To "correct" this issue, Microsoft came up with a solution, love it or hate it. IE5 on Mac, looked at doctype, which is typically the first line in an HTML document. If this wasn't in the document, as was the case on many older web pages, then it would render as it would in older browsers, in what they referred to as "quirks mode". The content of this tag tells the browser where to find the definitions, which tell the browser how things should be rendered.

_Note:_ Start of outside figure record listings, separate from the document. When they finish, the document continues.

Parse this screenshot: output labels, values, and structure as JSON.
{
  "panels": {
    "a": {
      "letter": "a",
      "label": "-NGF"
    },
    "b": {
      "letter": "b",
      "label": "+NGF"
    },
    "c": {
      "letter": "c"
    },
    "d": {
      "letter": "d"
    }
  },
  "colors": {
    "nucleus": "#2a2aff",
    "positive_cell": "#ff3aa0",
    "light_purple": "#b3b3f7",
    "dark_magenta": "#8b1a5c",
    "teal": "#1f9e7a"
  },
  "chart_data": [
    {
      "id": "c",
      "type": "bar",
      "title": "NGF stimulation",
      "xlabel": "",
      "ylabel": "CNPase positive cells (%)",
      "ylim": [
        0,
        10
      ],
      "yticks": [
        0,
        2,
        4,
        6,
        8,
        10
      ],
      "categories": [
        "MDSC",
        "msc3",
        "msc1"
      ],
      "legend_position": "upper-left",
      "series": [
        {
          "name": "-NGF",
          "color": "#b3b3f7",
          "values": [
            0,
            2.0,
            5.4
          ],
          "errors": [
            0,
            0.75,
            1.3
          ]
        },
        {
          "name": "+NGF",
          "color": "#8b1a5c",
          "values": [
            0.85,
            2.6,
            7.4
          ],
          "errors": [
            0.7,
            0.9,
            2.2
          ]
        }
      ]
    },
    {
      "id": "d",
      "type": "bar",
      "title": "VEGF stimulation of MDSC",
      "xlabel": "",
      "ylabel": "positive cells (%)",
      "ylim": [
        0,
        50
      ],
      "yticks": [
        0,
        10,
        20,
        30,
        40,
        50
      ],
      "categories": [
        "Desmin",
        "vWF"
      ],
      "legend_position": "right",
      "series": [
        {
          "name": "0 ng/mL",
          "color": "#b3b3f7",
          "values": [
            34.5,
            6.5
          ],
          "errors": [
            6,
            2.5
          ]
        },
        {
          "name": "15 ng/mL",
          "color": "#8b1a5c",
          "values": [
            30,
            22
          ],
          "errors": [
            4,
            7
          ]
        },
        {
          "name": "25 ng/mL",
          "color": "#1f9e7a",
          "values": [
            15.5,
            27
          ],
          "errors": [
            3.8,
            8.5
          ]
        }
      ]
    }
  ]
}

Sadly, this idea caught on, and soon all major browsers had both "quirks mode" and "standards mode". Guess what happened next? Mozilla released version 1.1 of their browser, and discovered that there were a lot of pages that were running in "standards mode" that required one little quirk. So they came up with..."almost standards mode". Yes, it's true. I can't make this stuff up! This is triggered by this doctype:

<!DOCTYPE html
        PUBLIC "-//W3C//DTD HTML 4.01 Transitional//EN"
        "http://www.w3.org/TR/html4/loose.dtd">

There are actually 15 doctypes that activate "standards mode" in modern browsers. You can use it if you really like, it works still. Or, you can use the nice simple HTML5 doctype, which triggers "standards mode" in all modern browsers:

<!DOCTYPE html>

That's all. You can't really forget it, or screw that up too bad. Nothing else is needed now. Your document type is 'HTML'. Pretty clear.


Root Element

Still often over looked, is the root element. This used to have to be defined as:

<html xmlns="http://www.w3.org/1999/xhtml"
    lang="en"
    xml:lang="en">

Again, you can keep this, and everything will work just fine, but HTML5 has made this much simpler to define.

The first thing that can go is the xmlns attribute. This exists from XHTML 1.0. It says that all elements on the page are in the http://www.w3.org/1999/xhtml namespace, but elements in HTML are always in this namespace, so we no longer need to declare that.

Next, we have two attributes, lang and xml:lang. Why two attributes for the same thing? Again, xml:lang is from XHTML. Only the lang attribute has any effect on HTML5. So we can remove xml:lang="en". Of course, if you're not writing in English, you'll want to find your language code. Now, we're left with the much easier to read and write:

<html lang="en">

More?!

There is a lot more in HTML5, but rather than all the HTML5 specific changes, I really just want to get others thinking about semantics. At least trying to understand them. To sum up, your HTML should clearly describe your content to both browsers, and developers. It should be simple to read, simple to write, and clear to understand. Consider what elements might better describe your content. It should not specify your content, it should not style your content, simply describe it.